An alert that reaches no responsible application team does not protect the service-level objective.

Creating a dead-letter topic without alerts

Failed records accumulate silently and become operationally invisible.

Tuning several properties simultaneously

The team cannot identify which change improved or degraded behavior.

Treating replication as a tested backup

Replica availability does not prove that a complete cluster can be restored after a regional disaster.

Selecting disaster recovery without RTO and RPO

The architecture cannot be judged if acceptable downtime and data loss are undefined.

Operating Checklist

Before changing a production Kafka cluster, confirm:

The purpose and expected result of the change are documented.
Broker and partition distribution has been measured.
Reassignment scope is limited and reviewable.
Disk, network, replication, and latency dashboards are ready.
Rollback and stop conditions are defined.
Controller, broker, ecosystem, runtime, and client compatibility has been checked.
Configuration files are backed up.
The change has been tested in a production-like environment.
Offline and under-replicated partition alerts are active.
Consumer lag is monitored per group and partition.
Dead-letter topics trigger alerts with clear ownership.
JVM pause and memory metrics are correlated with Kafka behavior.
Performance goals are written before configuration changes.
Durability and availability choices are made per workload.
Data copies have a documented restore procedure.
RTO and RPO are defined and measured during failover tests.
The disaster-recovery topology has been exercised, not merely diagrammed.

Conclusion

Operating Kafka safely requires more than keeping broker processes alive. Adding brokers does not move existing data, rolling upgrades involve the entire ecosystem, and a healthy CPU graph does not reveal partition outages, consumer backlog, or abandoned dead-letter records.

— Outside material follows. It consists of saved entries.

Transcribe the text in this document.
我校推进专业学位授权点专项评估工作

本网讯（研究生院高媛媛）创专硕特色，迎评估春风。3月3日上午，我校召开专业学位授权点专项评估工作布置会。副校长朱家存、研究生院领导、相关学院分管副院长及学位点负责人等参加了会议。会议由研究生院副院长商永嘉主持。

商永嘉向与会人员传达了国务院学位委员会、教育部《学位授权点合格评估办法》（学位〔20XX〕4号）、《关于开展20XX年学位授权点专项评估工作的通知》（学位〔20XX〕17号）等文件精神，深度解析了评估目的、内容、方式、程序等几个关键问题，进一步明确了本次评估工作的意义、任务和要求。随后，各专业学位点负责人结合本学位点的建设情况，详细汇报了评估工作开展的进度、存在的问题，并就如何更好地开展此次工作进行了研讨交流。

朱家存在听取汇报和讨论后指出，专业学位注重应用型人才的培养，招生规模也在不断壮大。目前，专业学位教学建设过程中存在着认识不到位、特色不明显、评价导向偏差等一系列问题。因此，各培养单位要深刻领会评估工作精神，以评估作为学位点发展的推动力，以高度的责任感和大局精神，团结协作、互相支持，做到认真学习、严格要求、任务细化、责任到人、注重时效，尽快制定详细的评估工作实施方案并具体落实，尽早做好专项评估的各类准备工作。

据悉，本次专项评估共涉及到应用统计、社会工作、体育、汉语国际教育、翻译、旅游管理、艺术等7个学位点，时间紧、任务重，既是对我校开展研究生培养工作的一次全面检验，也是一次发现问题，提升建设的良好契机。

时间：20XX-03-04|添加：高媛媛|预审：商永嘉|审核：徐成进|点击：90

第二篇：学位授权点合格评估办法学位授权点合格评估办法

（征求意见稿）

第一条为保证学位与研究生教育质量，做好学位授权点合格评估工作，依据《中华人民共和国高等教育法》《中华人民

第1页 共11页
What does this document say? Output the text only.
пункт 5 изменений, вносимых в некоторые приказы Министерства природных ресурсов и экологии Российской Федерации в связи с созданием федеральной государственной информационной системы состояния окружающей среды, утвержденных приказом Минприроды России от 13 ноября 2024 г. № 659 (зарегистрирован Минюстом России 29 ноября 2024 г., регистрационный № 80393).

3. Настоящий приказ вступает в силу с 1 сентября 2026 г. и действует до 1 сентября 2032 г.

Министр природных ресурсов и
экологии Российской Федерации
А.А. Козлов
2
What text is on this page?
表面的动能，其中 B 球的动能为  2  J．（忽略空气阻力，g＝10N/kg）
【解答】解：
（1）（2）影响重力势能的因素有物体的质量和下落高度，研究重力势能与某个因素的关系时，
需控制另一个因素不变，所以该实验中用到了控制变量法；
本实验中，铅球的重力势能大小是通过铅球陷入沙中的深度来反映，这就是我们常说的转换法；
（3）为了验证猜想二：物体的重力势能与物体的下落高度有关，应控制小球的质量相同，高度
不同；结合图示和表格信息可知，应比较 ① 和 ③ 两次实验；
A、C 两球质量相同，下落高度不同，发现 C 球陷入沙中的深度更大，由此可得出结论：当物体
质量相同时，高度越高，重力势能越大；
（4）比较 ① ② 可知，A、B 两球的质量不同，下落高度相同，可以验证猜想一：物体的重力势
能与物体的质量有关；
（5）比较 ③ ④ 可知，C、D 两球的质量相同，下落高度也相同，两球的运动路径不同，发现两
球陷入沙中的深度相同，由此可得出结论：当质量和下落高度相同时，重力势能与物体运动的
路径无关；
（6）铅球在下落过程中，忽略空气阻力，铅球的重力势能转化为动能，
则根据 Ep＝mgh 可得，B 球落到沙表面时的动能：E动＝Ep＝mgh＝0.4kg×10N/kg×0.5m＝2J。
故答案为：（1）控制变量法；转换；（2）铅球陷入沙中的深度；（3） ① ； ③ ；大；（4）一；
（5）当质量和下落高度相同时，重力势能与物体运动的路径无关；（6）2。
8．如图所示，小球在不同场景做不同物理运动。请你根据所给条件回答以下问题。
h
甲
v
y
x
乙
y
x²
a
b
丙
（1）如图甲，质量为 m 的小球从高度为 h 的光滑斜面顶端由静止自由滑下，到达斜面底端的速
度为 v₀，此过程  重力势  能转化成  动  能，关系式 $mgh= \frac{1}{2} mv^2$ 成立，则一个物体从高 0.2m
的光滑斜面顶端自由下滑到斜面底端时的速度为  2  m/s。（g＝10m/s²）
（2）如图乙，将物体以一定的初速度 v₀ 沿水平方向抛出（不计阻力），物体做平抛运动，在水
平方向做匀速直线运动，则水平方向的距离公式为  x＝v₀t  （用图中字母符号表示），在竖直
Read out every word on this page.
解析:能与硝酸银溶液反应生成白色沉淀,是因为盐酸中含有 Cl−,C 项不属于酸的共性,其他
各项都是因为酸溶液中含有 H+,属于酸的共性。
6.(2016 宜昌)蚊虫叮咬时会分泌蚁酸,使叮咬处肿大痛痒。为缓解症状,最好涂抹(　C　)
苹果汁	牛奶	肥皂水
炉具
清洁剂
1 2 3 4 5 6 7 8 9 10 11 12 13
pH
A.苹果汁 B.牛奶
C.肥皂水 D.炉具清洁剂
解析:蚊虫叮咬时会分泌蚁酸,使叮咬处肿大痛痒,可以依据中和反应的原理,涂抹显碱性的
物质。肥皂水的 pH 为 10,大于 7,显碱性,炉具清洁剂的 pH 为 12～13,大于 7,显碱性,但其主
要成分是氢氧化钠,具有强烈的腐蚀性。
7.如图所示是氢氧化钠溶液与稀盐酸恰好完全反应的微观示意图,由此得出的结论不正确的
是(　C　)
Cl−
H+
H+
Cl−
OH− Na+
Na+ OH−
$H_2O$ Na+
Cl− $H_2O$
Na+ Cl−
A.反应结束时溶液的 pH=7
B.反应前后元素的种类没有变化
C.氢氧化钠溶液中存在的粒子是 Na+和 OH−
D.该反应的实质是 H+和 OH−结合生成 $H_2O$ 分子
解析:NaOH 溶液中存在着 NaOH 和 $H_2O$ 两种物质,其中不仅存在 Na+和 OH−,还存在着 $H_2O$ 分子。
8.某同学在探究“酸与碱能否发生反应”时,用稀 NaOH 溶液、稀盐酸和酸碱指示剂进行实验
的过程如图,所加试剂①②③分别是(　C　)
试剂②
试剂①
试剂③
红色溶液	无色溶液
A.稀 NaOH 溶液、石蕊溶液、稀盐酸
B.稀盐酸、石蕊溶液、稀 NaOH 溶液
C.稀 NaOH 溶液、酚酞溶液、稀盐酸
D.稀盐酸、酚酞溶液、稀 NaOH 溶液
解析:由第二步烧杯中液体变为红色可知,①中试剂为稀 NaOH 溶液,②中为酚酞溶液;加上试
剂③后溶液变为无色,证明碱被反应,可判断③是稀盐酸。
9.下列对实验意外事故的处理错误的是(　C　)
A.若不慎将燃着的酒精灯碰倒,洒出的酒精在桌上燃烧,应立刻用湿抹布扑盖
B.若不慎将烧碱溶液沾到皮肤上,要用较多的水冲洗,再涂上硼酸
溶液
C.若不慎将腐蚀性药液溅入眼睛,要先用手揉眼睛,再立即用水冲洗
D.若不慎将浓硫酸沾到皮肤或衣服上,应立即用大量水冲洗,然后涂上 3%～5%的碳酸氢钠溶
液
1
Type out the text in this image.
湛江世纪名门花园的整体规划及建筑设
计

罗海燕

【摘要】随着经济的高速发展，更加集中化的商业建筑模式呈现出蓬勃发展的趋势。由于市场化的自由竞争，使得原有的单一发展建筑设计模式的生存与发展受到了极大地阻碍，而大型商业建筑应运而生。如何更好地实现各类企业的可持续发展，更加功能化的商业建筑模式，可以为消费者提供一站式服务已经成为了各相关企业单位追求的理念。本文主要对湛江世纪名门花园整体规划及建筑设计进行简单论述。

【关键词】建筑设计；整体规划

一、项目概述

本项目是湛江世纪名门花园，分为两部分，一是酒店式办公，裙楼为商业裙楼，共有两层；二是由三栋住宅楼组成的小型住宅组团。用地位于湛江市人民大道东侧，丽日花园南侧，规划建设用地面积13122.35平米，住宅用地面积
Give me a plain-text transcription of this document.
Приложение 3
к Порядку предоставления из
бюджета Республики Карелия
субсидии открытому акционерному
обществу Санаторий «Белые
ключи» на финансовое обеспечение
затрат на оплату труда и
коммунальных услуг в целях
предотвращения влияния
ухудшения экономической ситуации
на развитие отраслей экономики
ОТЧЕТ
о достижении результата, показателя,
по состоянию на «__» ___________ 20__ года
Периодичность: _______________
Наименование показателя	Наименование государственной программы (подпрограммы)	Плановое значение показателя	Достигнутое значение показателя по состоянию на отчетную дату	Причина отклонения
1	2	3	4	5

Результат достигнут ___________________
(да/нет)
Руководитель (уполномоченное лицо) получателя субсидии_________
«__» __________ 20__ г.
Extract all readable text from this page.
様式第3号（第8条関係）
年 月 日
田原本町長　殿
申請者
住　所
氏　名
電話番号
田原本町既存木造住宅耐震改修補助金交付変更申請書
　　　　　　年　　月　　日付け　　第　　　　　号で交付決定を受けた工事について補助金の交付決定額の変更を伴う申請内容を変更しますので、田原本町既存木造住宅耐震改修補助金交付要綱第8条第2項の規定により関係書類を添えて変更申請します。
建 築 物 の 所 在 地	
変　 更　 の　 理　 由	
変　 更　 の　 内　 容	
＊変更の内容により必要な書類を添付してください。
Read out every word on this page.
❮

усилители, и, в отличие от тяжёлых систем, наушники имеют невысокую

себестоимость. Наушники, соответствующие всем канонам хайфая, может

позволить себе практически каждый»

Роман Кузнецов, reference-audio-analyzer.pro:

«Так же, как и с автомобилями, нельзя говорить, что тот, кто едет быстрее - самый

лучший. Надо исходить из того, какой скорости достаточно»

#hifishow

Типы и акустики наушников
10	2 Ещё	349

A reliable operating model treats cluster changes as controlled migrations. Partition movement is observed, upgrades are staged, monitoring spans business outcomes through host resources, and tuning begins with an explicit tradeoff between latency, throughput, durability, and availability.

Disaster recovery completes the design. A stretched cluster, active-passive pair, and active-active deployment offer different combinations of downtime, data loss, latency, and complexity. Recovery Time Objective and Recovery Point Objective turn those choices into measurable requirements.

When scaling, upgrades, observability, tuning, and failover are designed together, new brokers become usable capacity, maintenance becomes repeatable, and a regional failure becomes a tested recovery event instead of an improvised crisis.